CEO Departure Type and Subsequent Workforce Restructuring: An Exploratory Study of Tech-Sector S&P Firms, 2010–2024

Authors: Oluwatosin Adebayo, Oreoluwa Akinbiyi
Journal:  Emirati Journal of Business, Economics and Social Studies
Volume: Vol 5 Issue 1
Keywords: CEO dismissal, workforce restructuring, layoffs, Upper Echelons Theory, Firth penalised logistic regression


Abstract:

This study examines whether the reason a chief executive officer departs a firm—involuntary dismissal, voluntary resignation, or retirement—is associated with subsequent workforce restructuring among technology-sector companies in the S&P 1500. The current research merges a CEO departure database (restricted to 2010–2019 departures) with a publicly listed firm layoff register for 2020–2024, yielding 1,354 firm observations of which 22 experienced a confirmed workforce reduction. A penalised maximum likelihood logistic estimator is applied to correct for rare-event bias at the 1.62% event rate. Three findings emerge. First, firms whose most recent CEO was involuntarily dismissed face approximately 2.7 times the layoff odds of firms whose CEO retired voluntarily (OR = 2.669, 95% CI [1.124, 6.339], p = 0.026).

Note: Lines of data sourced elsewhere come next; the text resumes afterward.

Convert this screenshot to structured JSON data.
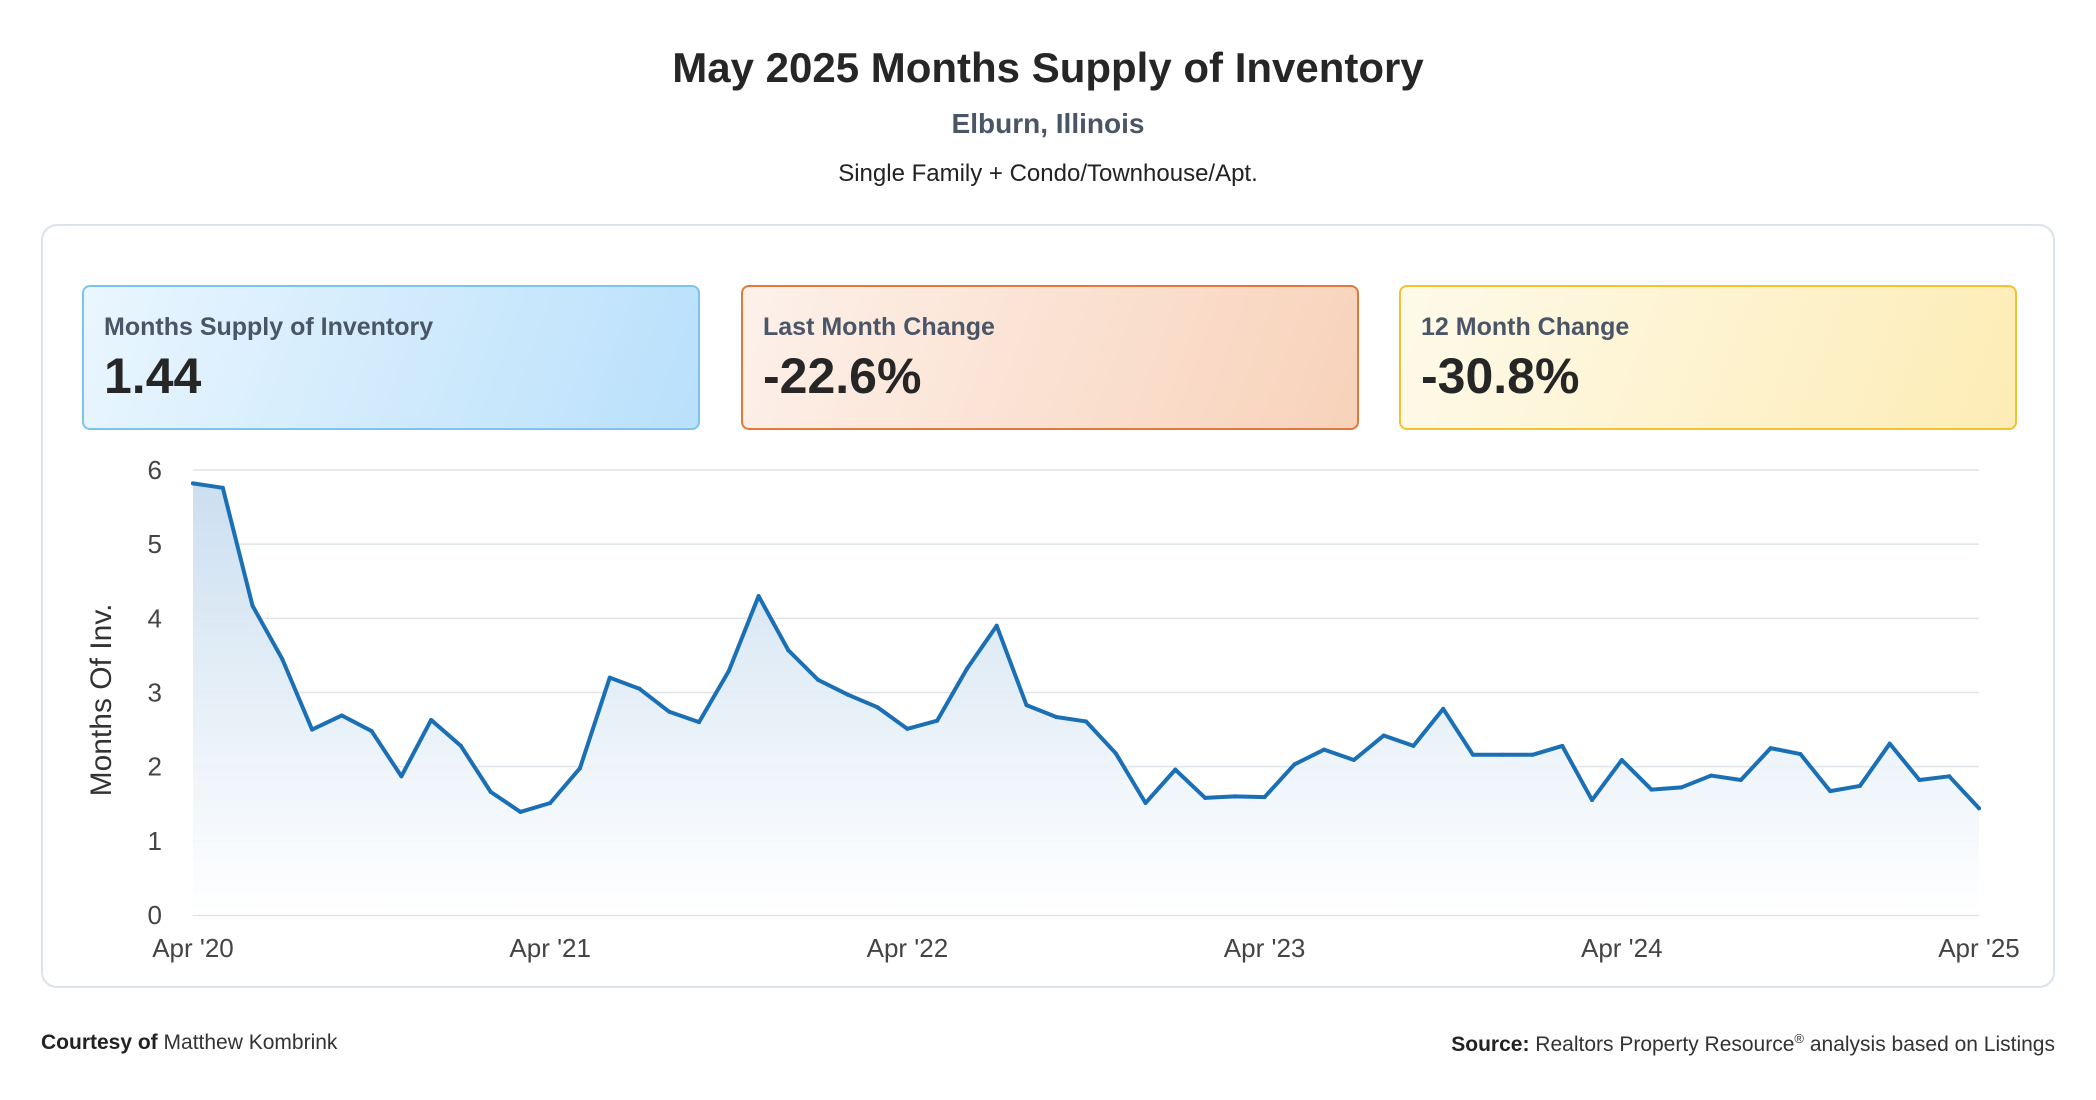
{
  "header": {
    "title": "May 2025 Months Supply of Inventory",
    "subtitle": "Elburn, Illinois",
    "property_types": "Single Family + Condo/Townhouse/Apt."
  },
  "cards": [
    {
      "label": "Months Supply of Inventory",
      "value": "1.44",
      "accent": "#7cc4ee"
    },
    {
      "label": "Last Month Change",
      "value": "-22.6%",
      "accent": "#e07a3c"
    },
    {
      "label": "12 Month Change",
      "value": "-30.8%",
      "accent": "#f2c230"
    }
  ],
  "chart_data": {
    "type": "area",
    "title": "",
    "xlabel": "",
    "ylabel": "Months Of Inv.",
    "ylim": [
      0,
      6
    ],
    "yticks": [
      0,
      1,
      2,
      3,
      4,
      5,
      6
    ],
    "x_tick_labels": [
      "Apr '20",
      "Apr '21",
      "Apr '22",
      "Apr '23",
      "Apr '24",
      "Apr '25"
    ],
    "x": [
      "2020-04",
      "2020-05",
      "2020-06",
      "2020-07",
      "2020-08",
      "2020-09",
      "2020-10",
      "2020-11",
      "2020-12",
      "2021-01",
      "2021-02",
      "2021-03",
      "2021-04",
      "2021-05",
      "2021-06",
      "2021-07",
      "2021-08",
      "2021-09",
      "2021-10",
      "2021-11",
      "2021-12",
      "2022-01",
      "2022-02",
      "2022-03",
      "2022-04",
      "2022-05",
      "2022-06",
      "2022-07",
      "2022-08",
      "2022-09",
      "2022-10",
      "2022-11",
      "2022-12",
      "2023-01",
      "2023-02",
      "2023-03",
      "2023-04",
      "2023-05",
      "2023-06",
      "2023-07",
      "2023-08",
      "2023-09",
      "2023-10",
      "2023-11",
      "2023-12",
      "2024-01",
      "2024-02",
      "2024-03",
      "2024-04",
      "2024-05",
      "2024-06",
      "2024-07",
      "2024-08",
      "2024-09",
      "2024-10",
      "2024-11",
      "2024-12",
      "2025-01",
      "2025-02",
      "2025-03",
      "2025-04"
    ],
    "series": [
      {
        "color": "#1a6fb5",
        "values": [
          5.82,
          5.76,
          4.17,
          3.45,
          2.5,
          2.69,
          2.48,
          1.87,
          2.63,
          2.28,
          1.66,
          1.39,
          1.51,
          1.98,
          3.2,
          3.05,
          2.74,
          2.6,
          3.29,
          4.3,
          3.57,
          3.17,
          2.97,
          2.8,
          2.51,
          2.62,
          3.32,
          3.9,
          2.83,
          2.67,
          2.61,
          2.18,
          1.51,
          1.96,
          1.58,
          1.6,
          1.59,
          2.03,
          2.23,
          2.09,
          2.42,
          2.28,
          2.78,
          2.16,
          2.16,
          2.16,
          2.28,
          1.55,
          2.09,
          1.69,
          1.72,
          1.88,
          1.82,
          2.25,
          2.17,
          1.67,
          1.74,
          2.31,
          1.82,
          1.87,
          1.44
        ]
      }
    ],
    "grid": true,
    "legend": "none"
  },
  "footer": {
    "courtesy_label": "Courtesy of",
    "courtesy_name": "Matthew Kombrink",
    "source_label": "Source:",
    "source_text_a": "Realtors Property Resource",
    "source_reg": "®",
    "source_text_b": " analysis based on Listings"
  }
}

Second, voluntarily resigned CEOs’ former firms also face elevated layoff odds relative to retired CEOs (OR = 4.689, 95% CI [1.132, 19.431], p = 0.033), though this estimate rests on only two events. Third, departure year recency adds no significant incremental prediction within the 2010–2019 window (OR = 1.106, p = 0.233). An ordinary least squares robustness check confirms the dismissal result (b = 0.044, p = 0.048). The Kruskal–Wallis test on restructuring scale across departure types is significant (H = 6.76, p = 0.034). The study explicitly notes limitations: the layoff register covers primarily technology and digital-economy firms rather than the full S&P 1500, confirmed matches represent a technology-sector subsample, and the 22-event count constrains inferential precision. These findings are offered as exploratory associations suitable for replication with administrative layoff records providing comprehensive S&P 1500 coverage.